Transparent Hole-Selective Molybdenum Oxide Passivating Contact with Chlorine-Based Interlayer Enabling 22.5% Efficient Silicon Solar Cells

Abstract

The need to increase transparency in existing passivating contacts for crystalline silicon solar cells has motivated the development of transparent contacts based on transition metal oxides (TMOs). Among hole-selective materials, molybdenum oxide (MoO_x) has achieved the greatest success so far. However, despite providing low contact resistivity, MoO_x relies on an intrinsic hydrogenated amorphous silicon (a-Si:H(i)) interlayer to achieve high levels of surface passivation and thus high open-circuit voltage at a device level, partially defeating the objective of improved transparency. Herein, we report unprecedented performance for a-Si:H-free MoO_x-based contacts by employing an alternative passivating interlayer based on a well-engineered chlorine-containing Al-alloyed titanium oxide/titanium dioxide (Al_yTiO_x/TiO₂ )stack.
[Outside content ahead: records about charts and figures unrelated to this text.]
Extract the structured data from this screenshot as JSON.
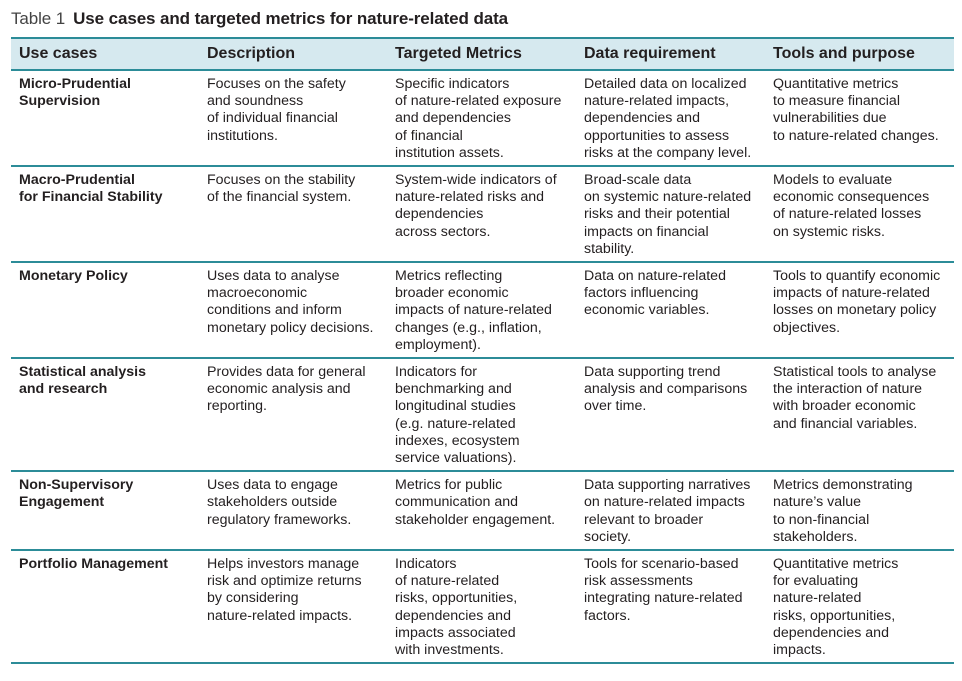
{
  "caption": {
    "label": "Table 1",
    "title": "Use cases and targeted metrics for nature-related data"
  },
  "colors": {
    "header_bg": "#d6e9ef",
    "rule": "#2c8c98",
    "text": "#231f20"
  },
  "table": {
    "headers": [
      "Use cases",
      "Description",
      "Targeted Metrics",
      "Data requirement",
      "Tools and purpose"
    ],
    "rows": [
      {
        "use_case": [
          "Micro-Prudential",
          "Supervision"
        ],
        "description": [
          "Focuses on the safety",
          "and soundness",
          "of individual financial",
          "institutions."
        ],
        "targeted_metrics": [
          "Specific indicators",
          "of nature-related exposure",
          "and dependencies",
          "of financial",
          "institution assets."
        ],
        "data_requirement": [
          "Detailed data on localized",
          "nature-related impacts,",
          "dependencies and",
          "opportunities to assess",
          "risks at the company level."
        ],
        "tools_purpose": [
          "Quantitative metrics",
          "to measure financial",
          "vulnerabilities due",
          "to nature-related changes."
        ]
      },
      {
        "use_case": [
          "Macro-Prudential",
          "for Financial Stability"
        ],
        "description": [
          "Focuses on the stability",
          "of the financial system."
        ],
        "targeted_metrics": [
          "System-wide indicators of",
          "nature-related risks and",
          "dependencies",
          "across sectors."
        ],
        "data_requirement": [
          "Broad-scale data",
          "on systemic nature-related",
          "risks and their potential",
          "impacts on financial",
          "stability."
        ],
        "tools_purpose": [
          "Models to evaluate",
          "economic consequences",
          "of nature-related losses",
          "on systemic risks."
        ]
      },
      {
        "use_case": [
          "Monetary Policy"
        ],
        "description": [
          "Uses data to analyse",
          "macroeconomic",
          "conditions and inform",
          "monetary policy decisions."
        ],
        "targeted_metrics": [
          "Metrics reflecting",
          "broader economic",
          "impacts of nature-related",
          "changes (e.g., inflation,",
          "employment)."
        ],
        "data_requirement": [
          "Data on nature-related",
          "factors influencing",
          "economic variables."
        ],
        "tools_purpose": [
          "Tools to quantify economic",
          "impacts of nature-related",
          "losses on monetary policy",
          "objectives."
        ]
      },
      {
        "use_case": [
          "Statistical analysis",
          "and research"
        ],
        "description": [
          "Provides data for general",
          "economic analysis and",
          "reporting."
        ],
        "targeted_metrics": [
          "Indicators for",
          "benchmarking and",
          "longitudinal studies",
          "(e.g. nature-related",
          "indexes, ecosystem",
          "service valuations)."
        ],
        "data_requirement": [
          "Data supporting trend",
          "analysis and comparisons",
          "over time."
        ],
        "tools_purpose": [
          "Statistical tools to analyse",
          "the interaction of nature",
          "with broader economic",
          "and financial variables."
        ]
      },
      {
        "use_case": [
          "Non-Supervisory",
          "Engagement"
        ],
        "description": [
          "Uses data to engage",
          "stakeholders outside",
          "regulatory frameworks."
        ],
        "targeted_metrics": [
          "Metrics for public",
          "communication and",
          "stakeholder engagement."
        ],
        "data_requirement": [
          "Data supporting narratives",
          "on nature-related impacts",
          "relevant to broader",
          "society."
        ],
        "tools_purpose": [
          "Metrics demonstrating",
          "nature’s value",
          "to non-financial",
          "stakeholders."
        ]
      },
      {
        "use_case": [
          "Portfolio Management"
        ],
        "description": [
          "Helps investors manage",
          "risk and optimize returns",
          "by considering",
          "nature-related impacts."
        ],
        "targeted_metrics": [
          "Indicators",
          "of nature-related",
          "risks, opportunities,",
          "dependencies and",
          "impacts associated",
          "with investments."
        ],
        "data_requirement": [
          "Tools for scenario-based",
          "risk assessments",
          "integrating nature-related",
          "factors."
        ],
        "tools_purpose": [
          "Quantitative metrics",
          "for evaluating",
          "nature-related",
          "risks, opportunities,",
          "dependencies and",
          "impacts."
        ]
      }
    ]
  }
}
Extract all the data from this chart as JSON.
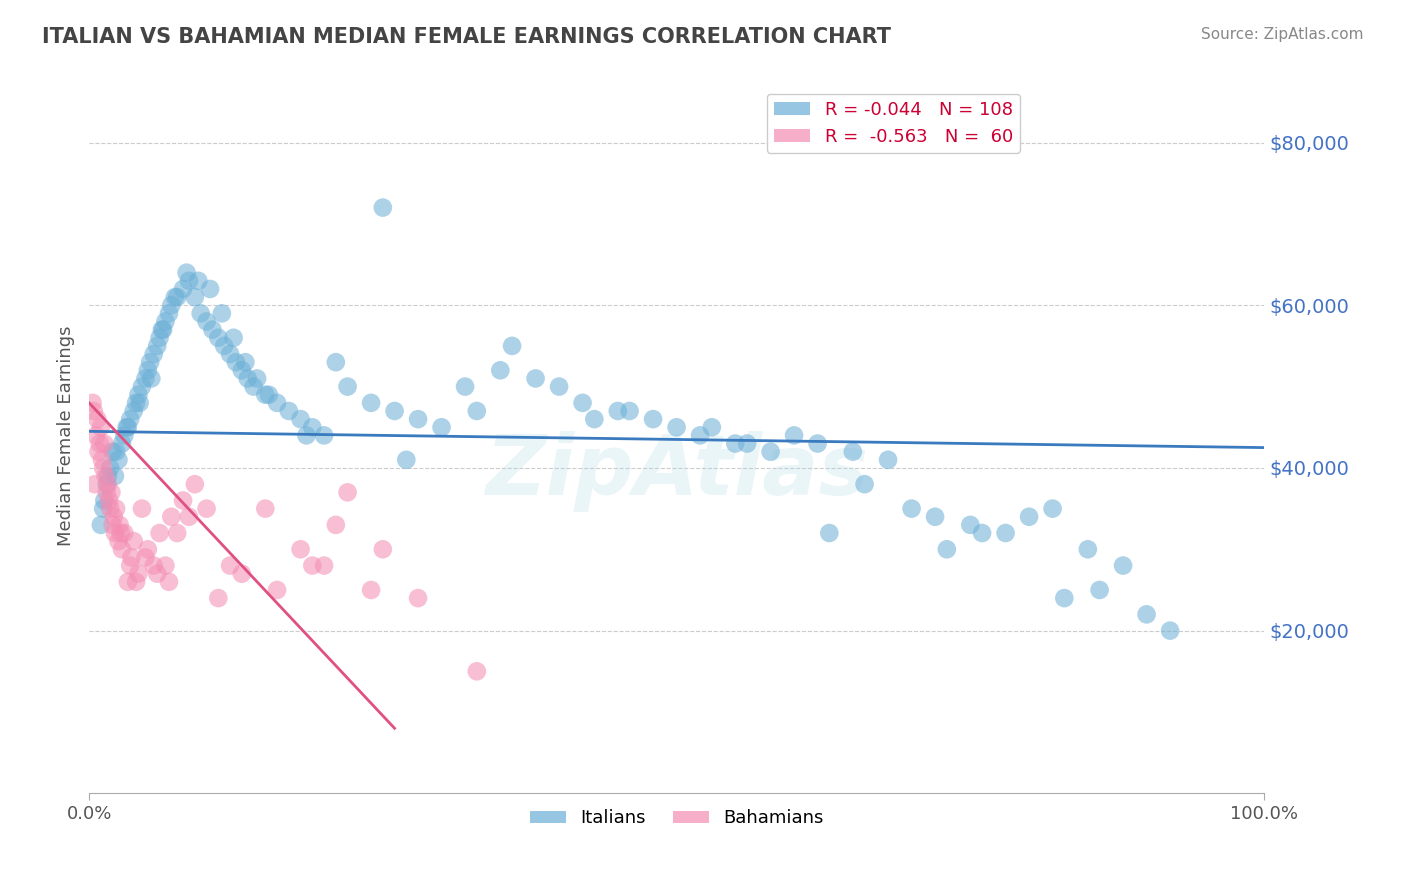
{
  "title": "ITALIAN VS BAHAMIAN MEDIAN FEMALE EARNINGS CORRELATION CHART",
  "source_text": "Source: ZipAtlas.com",
  "ylabel": "Median Female Earnings",
  "xlim": [
    0,
    100
  ],
  "ylim": [
    0,
    88000
  ],
  "yticks": [
    0,
    20000,
    40000,
    60000,
    80000
  ],
  "ytick_labels": [
    "",
    "$20,000",
    "$40,000",
    "$60,000",
    "$80,000"
  ],
  "legend_label1": "Italians",
  "legend_label2": "Bahamians",
  "blue_color": "#6aaed6",
  "pink_color": "#f48cb1",
  "blue_line_color": "#3a7abf",
  "pink_line_color": "#e05080",
  "watermark": "ZipAtlas",
  "background_color": "#ffffff",
  "grid_color": "#cccccc",
  "title_color": "#444444",
  "axis_label_color": "#555555",
  "ytick_label_color": "#4472c4",
  "blue_scatter_x": [
    1.2,
    1.5,
    1.8,
    2.0,
    2.2,
    2.5,
    2.8,
    3.0,
    3.2,
    3.5,
    3.8,
    4.0,
    4.2,
    4.5,
    4.8,
    5.0,
    5.2,
    5.5,
    5.8,
    6.0,
    6.2,
    6.5,
    6.8,
    7.0,
    7.5,
    8.0,
    8.5,
    9.0,
    9.5,
    10.0,
    10.5,
    11.0,
    11.5,
    12.0,
    12.5,
    13.0,
    13.5,
    14.0,
    15.0,
    16.0,
    17.0,
    18.0,
    19.0,
    20.0,
    22.0,
    24.0,
    26.0,
    28.0,
    30.0,
    32.0,
    35.0,
    38.0,
    40.0,
    42.0,
    45.0,
    48.0,
    50.0,
    52.0,
    55.0,
    58.0,
    60.0,
    62.0,
    65.0,
    68.0,
    70.0,
    72.0,
    75.0,
    78.0,
    80.0,
    82.0,
    85.0,
    88.0,
    90.0,
    1.0,
    1.3,
    1.6,
    2.3,
    3.3,
    4.3,
    5.3,
    6.3,
    7.3,
    8.3,
    9.3,
    10.3,
    11.3,
    12.3,
    13.3,
    14.3,
    15.3,
    25.0,
    36.0,
    46.0,
    56.0,
    66.0,
    76.0,
    86.0,
    92.0,
    18.5,
    21.0,
    27.0,
    33.0,
    43.0,
    53.0,
    63.0,
    73.0,
    83.0
  ],
  "blue_scatter_y": [
    35000,
    38000,
    40000,
    42000,
    39000,
    41000,
    43000,
    44000,
    45000,
    46000,
    47000,
    48000,
    49000,
    50000,
    51000,
    52000,
    53000,
    54000,
    55000,
    56000,
    57000,
    58000,
    59000,
    60000,
    61000,
    62000,
    63000,
    61000,
    59000,
    58000,
    57000,
    56000,
    55000,
    54000,
    53000,
    52000,
    51000,
    50000,
    49000,
    48000,
    47000,
    46000,
    45000,
    44000,
    50000,
    48000,
    47000,
    46000,
    45000,
    50000,
    52000,
    51000,
    50000,
    48000,
    47000,
    46000,
    45000,
    44000,
    43000,
    42000,
    44000,
    43000,
    42000,
    41000,
    35000,
    34000,
    33000,
    32000,
    34000,
    35000,
    30000,
    28000,
    22000,
    33000,
    36000,
    39000,
    42000,
    45000,
    48000,
    51000,
    57000,
    61000,
    64000,
    63000,
    62000,
    59000,
    56000,
    53000,
    51000,
    49000,
    72000,
    55000,
    47000,
    43000,
    38000,
    32000,
    25000,
    20000,
    44000,
    53000,
    41000,
    47000,
    46000,
    45000,
    32000,
    30000,
    24000
  ],
  "pink_scatter_x": [
    0.5,
    0.8,
    1.0,
    1.2,
    1.5,
    1.8,
    2.0,
    2.2,
    2.5,
    2.8,
    3.0,
    3.5,
    4.0,
    4.5,
    5.0,
    5.5,
    6.0,
    7.0,
    8.0,
    9.0,
    10.0,
    12.0,
    15.0,
    18.0,
    20.0,
    22.0,
    25.0,
    1.3,
    1.6,
    2.3,
    3.3,
    6.5,
    7.5,
    11.0,
    13.0,
    16.0,
    19.0,
    28.0,
    33.0,
    0.6,
    0.9,
    1.1,
    1.4,
    1.7,
    2.1,
    2.6,
    3.8,
    4.8,
    5.8,
    0.7,
    1.9,
    0.4,
    0.3,
    2.7,
    3.6,
    4.2,
    6.8,
    8.5,
    21.0,
    24.0
  ],
  "pink_scatter_y": [
    38000,
    42000,
    45000,
    40000,
    37000,
    35000,
    33000,
    32000,
    31000,
    30000,
    32000,
    28000,
    26000,
    35000,
    30000,
    28000,
    32000,
    34000,
    36000,
    38000,
    35000,
    28000,
    35000,
    30000,
    28000,
    37000,
    30000,
    43000,
    38000,
    35000,
    26000,
    28000,
    32000,
    24000,
    27000,
    25000,
    28000,
    24000,
    15000,
    44000,
    43000,
    41000,
    39000,
    36000,
    34000,
    33000,
    31000,
    29000,
    27000,
    46000,
    37000,
    47000,
    48000,
    32000,
    29000,
    27000,
    26000,
    34000,
    33000,
    25000
  ],
  "blue_line_x": [
    0,
    100
  ],
  "blue_line_y": [
    44500,
    42500
  ],
  "pink_line_x": [
    0,
    26
  ],
  "pink_line_y": [
    48000,
    8000
  ]
}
The resulting Al_yTiO_x/TiO₂/MoO_x stack achieved record levels of passivation, reaching J₀ values as low as 16 fA cm⁻², closer to values reported for a-Si:H-based contacts, while maintaining lower contact resistivity, well below 100 mΩ cm⁻². Additionally, the stack presents improved transparency compared to a-Si:H-based contacts, with gains in short-circuit current density of at least 0.8 mA cm⁻². The work pushes the performance of hole-selective passivating contacts based on TMOs to new levels, enabling a record efficiency of 22.53% for cells with fully transparent hole-selective passivating contacts. This work serves as an important stepping stone toward low-thermal-budget, simple manufacturing of high-efficiency solar cells.